Houdijk and colleagues conducted a well-designed randomized controlled trial (RCT) in the double-blinded fashion. The first RCT on glutamine-supplemented enteral feeding demonstrated improved six-month mortality in ICU patients.1 This is the second RCT that has described the possible benefit of glutamine-supplemented enteral feeding in reducing infectious morbidity, which hopefully will also be associated with improved final outcomes such as mortality and medical costs.
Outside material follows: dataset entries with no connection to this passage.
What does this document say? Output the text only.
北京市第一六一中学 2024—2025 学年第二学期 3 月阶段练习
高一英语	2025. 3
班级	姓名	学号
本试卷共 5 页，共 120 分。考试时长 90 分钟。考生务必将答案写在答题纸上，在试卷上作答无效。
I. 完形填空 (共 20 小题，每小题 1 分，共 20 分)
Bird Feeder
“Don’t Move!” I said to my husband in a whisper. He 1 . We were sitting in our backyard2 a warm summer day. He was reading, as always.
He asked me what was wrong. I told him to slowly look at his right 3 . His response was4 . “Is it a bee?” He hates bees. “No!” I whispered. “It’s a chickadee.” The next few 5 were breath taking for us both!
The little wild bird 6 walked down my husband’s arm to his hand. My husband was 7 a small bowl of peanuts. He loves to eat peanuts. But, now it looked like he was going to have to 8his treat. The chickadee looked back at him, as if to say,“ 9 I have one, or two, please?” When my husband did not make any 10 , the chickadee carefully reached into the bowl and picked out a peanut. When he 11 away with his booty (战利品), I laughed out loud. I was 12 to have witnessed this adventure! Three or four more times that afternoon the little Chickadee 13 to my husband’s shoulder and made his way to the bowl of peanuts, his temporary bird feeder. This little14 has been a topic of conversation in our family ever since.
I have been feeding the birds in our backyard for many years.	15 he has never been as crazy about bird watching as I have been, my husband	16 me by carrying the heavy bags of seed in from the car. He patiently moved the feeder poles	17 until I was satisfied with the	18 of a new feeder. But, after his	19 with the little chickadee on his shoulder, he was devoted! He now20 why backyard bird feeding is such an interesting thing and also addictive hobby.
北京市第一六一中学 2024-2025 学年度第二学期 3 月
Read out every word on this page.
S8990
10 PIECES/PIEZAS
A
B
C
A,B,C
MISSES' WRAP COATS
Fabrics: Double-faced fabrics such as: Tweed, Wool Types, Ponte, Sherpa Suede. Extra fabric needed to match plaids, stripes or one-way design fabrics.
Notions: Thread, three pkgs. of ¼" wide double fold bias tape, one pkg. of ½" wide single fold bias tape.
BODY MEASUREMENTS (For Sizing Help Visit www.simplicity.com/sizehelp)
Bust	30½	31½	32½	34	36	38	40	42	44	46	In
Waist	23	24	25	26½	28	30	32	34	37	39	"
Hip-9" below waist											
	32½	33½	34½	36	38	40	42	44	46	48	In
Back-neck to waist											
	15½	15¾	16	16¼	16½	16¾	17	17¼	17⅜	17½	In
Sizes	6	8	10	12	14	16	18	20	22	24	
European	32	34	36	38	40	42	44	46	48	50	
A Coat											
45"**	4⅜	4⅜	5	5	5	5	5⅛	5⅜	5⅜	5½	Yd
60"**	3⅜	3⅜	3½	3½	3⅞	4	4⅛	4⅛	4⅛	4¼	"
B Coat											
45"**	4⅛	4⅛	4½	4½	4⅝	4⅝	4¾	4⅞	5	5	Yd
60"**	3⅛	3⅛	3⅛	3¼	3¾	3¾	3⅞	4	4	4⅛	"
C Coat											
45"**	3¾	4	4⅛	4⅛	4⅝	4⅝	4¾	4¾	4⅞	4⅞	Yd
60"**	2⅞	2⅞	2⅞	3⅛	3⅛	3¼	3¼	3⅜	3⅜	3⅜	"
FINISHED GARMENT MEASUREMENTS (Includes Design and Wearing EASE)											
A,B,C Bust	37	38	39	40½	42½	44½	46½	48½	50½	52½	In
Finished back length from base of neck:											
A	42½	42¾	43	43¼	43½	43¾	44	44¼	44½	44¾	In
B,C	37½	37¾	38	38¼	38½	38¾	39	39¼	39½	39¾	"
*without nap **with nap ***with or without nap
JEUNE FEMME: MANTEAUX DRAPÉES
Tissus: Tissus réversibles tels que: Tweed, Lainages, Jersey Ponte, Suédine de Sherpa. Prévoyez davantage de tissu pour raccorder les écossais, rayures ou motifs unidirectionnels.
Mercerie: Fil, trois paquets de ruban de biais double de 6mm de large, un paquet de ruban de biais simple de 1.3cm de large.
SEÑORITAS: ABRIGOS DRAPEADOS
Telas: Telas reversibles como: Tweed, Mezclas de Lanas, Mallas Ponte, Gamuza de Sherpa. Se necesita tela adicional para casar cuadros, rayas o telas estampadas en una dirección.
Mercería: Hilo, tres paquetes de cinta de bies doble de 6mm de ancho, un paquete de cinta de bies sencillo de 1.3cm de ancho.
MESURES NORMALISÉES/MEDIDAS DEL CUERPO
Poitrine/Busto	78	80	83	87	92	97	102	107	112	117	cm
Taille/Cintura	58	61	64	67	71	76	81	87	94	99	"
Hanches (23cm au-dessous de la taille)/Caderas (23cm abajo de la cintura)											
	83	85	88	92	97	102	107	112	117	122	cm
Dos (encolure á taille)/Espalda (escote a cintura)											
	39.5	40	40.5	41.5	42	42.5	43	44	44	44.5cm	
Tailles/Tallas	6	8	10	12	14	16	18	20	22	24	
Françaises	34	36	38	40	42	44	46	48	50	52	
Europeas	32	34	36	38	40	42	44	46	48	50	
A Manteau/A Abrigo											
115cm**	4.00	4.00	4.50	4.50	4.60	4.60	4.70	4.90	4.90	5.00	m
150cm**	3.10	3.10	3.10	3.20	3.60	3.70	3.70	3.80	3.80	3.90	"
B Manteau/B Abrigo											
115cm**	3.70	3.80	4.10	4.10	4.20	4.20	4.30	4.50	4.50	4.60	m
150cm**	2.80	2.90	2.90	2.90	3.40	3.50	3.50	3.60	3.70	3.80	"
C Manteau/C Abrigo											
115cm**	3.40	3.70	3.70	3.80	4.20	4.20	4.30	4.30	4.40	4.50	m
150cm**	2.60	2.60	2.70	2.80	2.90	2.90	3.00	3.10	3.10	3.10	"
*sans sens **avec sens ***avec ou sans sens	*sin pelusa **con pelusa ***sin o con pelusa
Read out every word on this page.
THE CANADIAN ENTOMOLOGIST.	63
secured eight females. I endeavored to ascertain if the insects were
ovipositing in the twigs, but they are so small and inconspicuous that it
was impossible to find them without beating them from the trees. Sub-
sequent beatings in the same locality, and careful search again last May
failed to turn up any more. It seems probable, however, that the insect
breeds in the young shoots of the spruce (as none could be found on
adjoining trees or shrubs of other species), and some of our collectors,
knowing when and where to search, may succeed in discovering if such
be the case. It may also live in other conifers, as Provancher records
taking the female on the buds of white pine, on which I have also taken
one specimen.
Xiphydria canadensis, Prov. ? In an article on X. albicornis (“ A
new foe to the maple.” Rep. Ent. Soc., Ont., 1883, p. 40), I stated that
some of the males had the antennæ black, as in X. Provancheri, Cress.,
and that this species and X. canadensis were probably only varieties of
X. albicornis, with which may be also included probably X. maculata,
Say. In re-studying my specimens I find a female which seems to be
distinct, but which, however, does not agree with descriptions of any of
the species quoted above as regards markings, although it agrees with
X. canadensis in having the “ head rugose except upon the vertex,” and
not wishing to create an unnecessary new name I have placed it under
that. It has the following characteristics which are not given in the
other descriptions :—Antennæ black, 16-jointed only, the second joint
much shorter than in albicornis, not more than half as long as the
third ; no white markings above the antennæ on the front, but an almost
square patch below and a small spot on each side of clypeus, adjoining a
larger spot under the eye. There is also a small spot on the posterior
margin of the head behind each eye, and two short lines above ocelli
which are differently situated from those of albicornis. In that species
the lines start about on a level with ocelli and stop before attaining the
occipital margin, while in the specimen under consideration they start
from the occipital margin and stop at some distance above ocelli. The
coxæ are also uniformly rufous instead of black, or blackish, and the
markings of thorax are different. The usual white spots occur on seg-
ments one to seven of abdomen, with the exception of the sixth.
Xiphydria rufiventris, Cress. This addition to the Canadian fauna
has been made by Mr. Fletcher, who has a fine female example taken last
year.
Houdijk et al were interested in intermediate outcomes such as infectious morbidity and biochemical parameters such as soluble TNF receptors, and did not describe final outcomes in the patients studied. The only information related to patient outcome presented in this paper was the median stay of the patients in both groups, which was found not to be significantly different. It is surprising that the significantly higher incidence of infectious episodes in the control group did not result in the longer hospital stay. Future investigators are encouraged to conduct another RCT focusing on the final outcomes such as mortality and medical cost, as well as length of ICU and hospital stays and infectious morbidity. Until the final conclusion is made, glutamine-enriched enteral feeding for posttraumatic patients cannot be recommended.

Reference

1. Griffiths RD, et al. Nutrition 1997;13:295-302.

Dr. Takezawa is Director of Emergency and Intensive Care Medicine, Professor, Department of Emergency Medicine, Nagoya University School of Medicine, Nagoya, Japan.